= Richard Aboulafia =

British analyst

Richard Aboulafia is a Managing Director of AeroDynamic Advisory, a boutique aerospace management consulting firm based in Ann Arbor, Michigan. Previously, he was vice president of analysis at Teal Group where he edited their World Military and Civil Aircraft Briefing, a forecasting tool. His job description includes "(managing) consulting projects in the commercial and military aircraft field and analyzes broader defense and aerospace trends."

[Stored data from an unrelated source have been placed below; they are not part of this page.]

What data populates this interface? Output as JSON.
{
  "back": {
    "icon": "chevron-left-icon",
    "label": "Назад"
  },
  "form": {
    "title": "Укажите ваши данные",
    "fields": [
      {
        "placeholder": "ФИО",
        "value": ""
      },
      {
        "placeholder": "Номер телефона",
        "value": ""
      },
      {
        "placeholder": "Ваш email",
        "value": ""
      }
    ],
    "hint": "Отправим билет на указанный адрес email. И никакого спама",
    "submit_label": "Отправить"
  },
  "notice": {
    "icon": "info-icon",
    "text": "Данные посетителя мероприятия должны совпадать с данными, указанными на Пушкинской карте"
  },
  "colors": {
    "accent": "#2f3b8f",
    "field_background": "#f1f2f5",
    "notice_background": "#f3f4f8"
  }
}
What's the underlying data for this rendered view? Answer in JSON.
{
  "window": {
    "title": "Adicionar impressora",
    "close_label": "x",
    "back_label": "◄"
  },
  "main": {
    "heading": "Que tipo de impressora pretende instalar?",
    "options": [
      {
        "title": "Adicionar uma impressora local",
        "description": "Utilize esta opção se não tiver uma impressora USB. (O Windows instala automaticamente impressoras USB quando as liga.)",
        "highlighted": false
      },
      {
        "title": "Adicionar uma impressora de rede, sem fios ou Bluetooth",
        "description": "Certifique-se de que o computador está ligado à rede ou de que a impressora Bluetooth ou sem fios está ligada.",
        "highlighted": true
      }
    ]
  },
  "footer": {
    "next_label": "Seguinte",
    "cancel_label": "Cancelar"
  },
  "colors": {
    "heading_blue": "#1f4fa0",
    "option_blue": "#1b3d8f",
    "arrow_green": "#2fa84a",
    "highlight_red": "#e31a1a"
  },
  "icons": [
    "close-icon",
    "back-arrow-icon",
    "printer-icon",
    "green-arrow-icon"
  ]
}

He is a prominent aircraft industry analyst. He regularly appears on such media outlets as ABC, BBC, Bloomberg, Reuters, CBS, CNN, NBC, NPR and PBS. He is a Contributing Columnist at Aviation Week, and contributes to Forbes.

==Career==
Aboulafia earned a master's degree in War Studies from King's College, University of London and a bachelor's degree from George Washington University.
Before he began his tenure at Teal Group in 1990, Aboulafia worked at Jane's Information Group where he analyzed the jet engine market.

In 2002, Aboulafia co-authored with Aaron Gellman a Boeing funded report on the Airbus A380, released in 2004. Aboulafia was critical of the aircraft believing “the key to Airbus success in Paris (Air Show) is still the A350.”

==Personal life==
He is married to Casey and they have a son and a daughter.